# Software Engineering-Äquivalenzklassen



## babuschka (20. Jan 2013)

Hey,

Undzwar habe ich folgende Aufgabe gegeben:

Ich soll für folgenden Fall die Äquivalenzklassen aufstellen: Ich habe eine GUI mit 4 Textfeldern für Vorname,Nachname,Telefonnummer und Email zum erstellen von Kontakten. Nutzer müssen einen Vornamen oder Nachnamen und eine Telefonnummer oder E-Mail-Adresse angeben um einen Kontakt speichern zu können.

Nun soll ich dafür die Äquivalenzklassen bilden. Unser Tutor hat uns als Tipp gegeben, dass wir mit einer Anzahl vom mittleren einstelligen Bereich an Äquivalenzklassen auskommen. Desweiteren hat er uns gesagt, dass wir wenn wir auf das vorhanden sein von Vorname oder Nachname testen, einfach davon ausgehen können, dass Telefonnummer oder Email vorhanden sind. Wir bräuchten lediglich die Kombinationen von Vorname und Nachname bzw. Telefonnummer und Email abdecken.
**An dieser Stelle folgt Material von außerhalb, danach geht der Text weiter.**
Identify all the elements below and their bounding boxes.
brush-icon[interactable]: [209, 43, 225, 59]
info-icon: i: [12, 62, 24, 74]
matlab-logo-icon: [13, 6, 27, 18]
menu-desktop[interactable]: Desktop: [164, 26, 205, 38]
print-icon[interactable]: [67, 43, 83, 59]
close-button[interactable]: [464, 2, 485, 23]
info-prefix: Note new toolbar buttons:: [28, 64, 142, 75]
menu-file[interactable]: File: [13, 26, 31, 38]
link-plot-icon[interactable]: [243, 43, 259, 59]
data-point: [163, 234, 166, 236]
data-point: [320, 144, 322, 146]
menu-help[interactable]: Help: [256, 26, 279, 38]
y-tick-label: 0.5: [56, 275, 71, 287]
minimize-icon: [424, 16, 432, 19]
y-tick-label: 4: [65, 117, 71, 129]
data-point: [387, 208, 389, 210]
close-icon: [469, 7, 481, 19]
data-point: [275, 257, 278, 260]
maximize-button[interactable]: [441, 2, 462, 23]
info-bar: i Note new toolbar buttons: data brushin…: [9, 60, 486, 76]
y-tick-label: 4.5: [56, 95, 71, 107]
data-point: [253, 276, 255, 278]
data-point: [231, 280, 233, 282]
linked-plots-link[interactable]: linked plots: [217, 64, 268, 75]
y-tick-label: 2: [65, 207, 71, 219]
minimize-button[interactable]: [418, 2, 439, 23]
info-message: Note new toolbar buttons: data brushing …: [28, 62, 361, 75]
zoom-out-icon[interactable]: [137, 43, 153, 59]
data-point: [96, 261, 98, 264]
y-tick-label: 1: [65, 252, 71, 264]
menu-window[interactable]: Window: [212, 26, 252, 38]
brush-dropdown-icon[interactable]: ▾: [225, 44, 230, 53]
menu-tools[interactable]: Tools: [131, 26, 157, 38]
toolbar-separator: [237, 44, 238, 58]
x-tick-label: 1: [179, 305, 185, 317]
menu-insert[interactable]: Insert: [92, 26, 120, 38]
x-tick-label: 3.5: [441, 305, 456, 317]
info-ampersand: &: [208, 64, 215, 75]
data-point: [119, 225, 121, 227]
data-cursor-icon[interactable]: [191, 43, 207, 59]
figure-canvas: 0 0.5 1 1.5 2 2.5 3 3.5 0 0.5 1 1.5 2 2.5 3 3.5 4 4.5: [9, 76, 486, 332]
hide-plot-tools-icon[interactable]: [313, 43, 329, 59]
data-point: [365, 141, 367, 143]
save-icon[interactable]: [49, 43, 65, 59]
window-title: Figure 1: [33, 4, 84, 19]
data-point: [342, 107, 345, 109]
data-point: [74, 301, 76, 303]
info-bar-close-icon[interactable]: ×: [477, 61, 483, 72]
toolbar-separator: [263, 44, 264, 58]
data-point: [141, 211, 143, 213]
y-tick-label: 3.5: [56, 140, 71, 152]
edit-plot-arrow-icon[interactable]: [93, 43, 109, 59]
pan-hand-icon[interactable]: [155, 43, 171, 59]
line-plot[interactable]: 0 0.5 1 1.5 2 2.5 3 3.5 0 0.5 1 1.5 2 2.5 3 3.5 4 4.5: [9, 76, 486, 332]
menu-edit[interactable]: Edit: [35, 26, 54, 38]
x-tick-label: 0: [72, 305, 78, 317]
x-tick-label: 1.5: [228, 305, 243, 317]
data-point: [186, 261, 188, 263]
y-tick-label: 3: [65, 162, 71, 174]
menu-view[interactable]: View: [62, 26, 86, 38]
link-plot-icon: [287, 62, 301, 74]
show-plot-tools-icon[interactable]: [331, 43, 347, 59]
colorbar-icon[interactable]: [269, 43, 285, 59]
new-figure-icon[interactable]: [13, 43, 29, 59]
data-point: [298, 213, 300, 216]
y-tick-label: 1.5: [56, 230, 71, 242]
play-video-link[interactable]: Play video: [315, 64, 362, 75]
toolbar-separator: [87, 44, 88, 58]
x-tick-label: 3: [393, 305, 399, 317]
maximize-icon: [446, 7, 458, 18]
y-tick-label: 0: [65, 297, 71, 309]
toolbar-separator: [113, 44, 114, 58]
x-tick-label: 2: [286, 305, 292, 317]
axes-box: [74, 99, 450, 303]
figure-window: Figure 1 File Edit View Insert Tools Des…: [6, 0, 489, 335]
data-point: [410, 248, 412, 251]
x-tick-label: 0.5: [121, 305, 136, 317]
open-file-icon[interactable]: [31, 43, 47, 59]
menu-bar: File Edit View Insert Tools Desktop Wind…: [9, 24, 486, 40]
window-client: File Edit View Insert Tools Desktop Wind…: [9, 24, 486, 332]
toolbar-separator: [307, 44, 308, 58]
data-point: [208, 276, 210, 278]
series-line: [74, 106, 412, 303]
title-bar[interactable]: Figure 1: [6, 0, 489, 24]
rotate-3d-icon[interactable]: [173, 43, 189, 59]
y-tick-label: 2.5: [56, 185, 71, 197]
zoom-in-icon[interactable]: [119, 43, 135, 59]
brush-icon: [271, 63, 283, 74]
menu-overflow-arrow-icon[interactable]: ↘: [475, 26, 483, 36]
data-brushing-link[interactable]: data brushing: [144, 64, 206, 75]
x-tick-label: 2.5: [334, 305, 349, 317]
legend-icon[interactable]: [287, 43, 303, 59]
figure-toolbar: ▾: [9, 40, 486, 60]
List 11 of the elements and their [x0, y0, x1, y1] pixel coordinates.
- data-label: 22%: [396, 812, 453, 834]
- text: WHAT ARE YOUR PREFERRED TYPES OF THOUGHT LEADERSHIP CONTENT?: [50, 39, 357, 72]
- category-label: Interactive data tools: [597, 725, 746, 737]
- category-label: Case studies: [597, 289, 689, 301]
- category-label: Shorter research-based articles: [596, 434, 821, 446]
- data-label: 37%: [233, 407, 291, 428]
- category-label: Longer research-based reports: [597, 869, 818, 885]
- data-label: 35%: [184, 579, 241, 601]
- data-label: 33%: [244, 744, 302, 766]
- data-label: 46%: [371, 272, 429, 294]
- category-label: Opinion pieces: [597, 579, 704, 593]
Soweit so gut. Aber da wir in der Vorlesung kein Beispiel für das Bilden von Äquivalenzklassen hatten bin ich mir da sehr unsicher. Meine Klassen sehen bisher wie folgt aus:

(Testen wir Vorname oder Nachname auf Vorhandensein, gehen wir davon aus, dass Telefonnummer und/oder Email vorhanden sind. Dasselbe gilt für die Telefonnummer /Email)
ÄK 1: Vorname oder Nachname vorhanden
ÄK 2: Vorname und Nachname
ÄK 3: Kein Vorname und kein Nachname vorhanden
ÄK 4: Telefonnummer oder Email vorhanden
ÄK 5: Telefonnummer und Email vorhanden
ÄK 6: Keine Telefonnummer und keine Email vorhanden
ÄK 7: Falsche Eingabewerte

Was haltet ihr davon? Bzw könnt ihr mir vllt Verbesserungsvorschläge geben ???:L

Viele Grüße Shaggz


----------



## Marco13 (20. Jan 2013)

Für Vorname (V), Nachname (N), Telefon (T) und E-Mail (E) sind also folgende erlaubt:
VT
VE
NE
NT
VNT
VNE
VTE
NTE
Oder?


----------



## babuschka (20. Jan 2013)

Ja und VNTE


----------



## Marco13 (21. Jan 2013)

So ganz kann ich die Hinweise des Tutors da nicht einsortieren, vielleicht hat da jemand anderes noch eine Idee?


----------